Might be that conservatism is more emotionally fulfilling but more frustrating if you want views that hold together upon deep thought. If you try to reconcile different moral foundations logically, you might end up having to conclude that some of them should be de-emphasized, and your willingness or ability to do that could partly determine where you end up. @Pseudo Sane
 
Might be that conservatism is more emotionally fulfilling but more frustrating if you want views that hold together upon deep thought. If you try to reconcile different moral foundations logically, you might end up having to conclude that some of them should be de-emphasized, and your willingness or ability to do that could partly determine where you end up. @Pseudo Sane

Yup. Hence why disgust tends to be through-the-roof for conservatives, while liberals (possibly even those predisposed to responding to it acutely) are more able to identify it as vestigial and unworthy of being a serious moral influence.

(Truthfully, and consistent with Haidt's pessimism, I doubt that the converted group is very large.)
 
I do think Haidt is right that most people do a bad job of justifying their moral judgments and that the issues that define liberals and conservatives in the present are expressions of different values. I also think he flirts a little to closely with relativism by abandoning hope in cultivating good judgement that is both emotionally satiating and as fact-based as possible.

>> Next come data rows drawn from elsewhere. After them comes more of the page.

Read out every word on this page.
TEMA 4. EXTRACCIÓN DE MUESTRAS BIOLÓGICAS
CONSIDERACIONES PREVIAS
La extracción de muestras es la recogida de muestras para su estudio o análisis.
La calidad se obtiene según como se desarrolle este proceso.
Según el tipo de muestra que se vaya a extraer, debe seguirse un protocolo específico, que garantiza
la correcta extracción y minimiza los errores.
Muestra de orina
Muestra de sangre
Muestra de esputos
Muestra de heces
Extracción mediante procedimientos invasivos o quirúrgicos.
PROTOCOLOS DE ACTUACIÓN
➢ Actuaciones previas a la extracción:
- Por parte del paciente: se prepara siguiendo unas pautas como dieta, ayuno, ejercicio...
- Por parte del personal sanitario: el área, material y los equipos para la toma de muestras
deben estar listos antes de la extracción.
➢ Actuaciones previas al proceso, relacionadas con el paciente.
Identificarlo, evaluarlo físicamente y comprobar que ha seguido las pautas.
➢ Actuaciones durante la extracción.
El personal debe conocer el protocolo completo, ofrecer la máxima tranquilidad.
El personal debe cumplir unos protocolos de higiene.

This was the problem I had with Haidt and kind of with PS. Different societies have different policies and general approaches to governance, and some of them are better or worse places to live because of those differences. So it's not just a matter of taste. Reality intervenes. Also, it seems to me that what he calls the care and liberty foundations might not be all that matters morally, you can make an argument even from the perspective of someone who values the other foundations highly, that governance specifically should be based on them.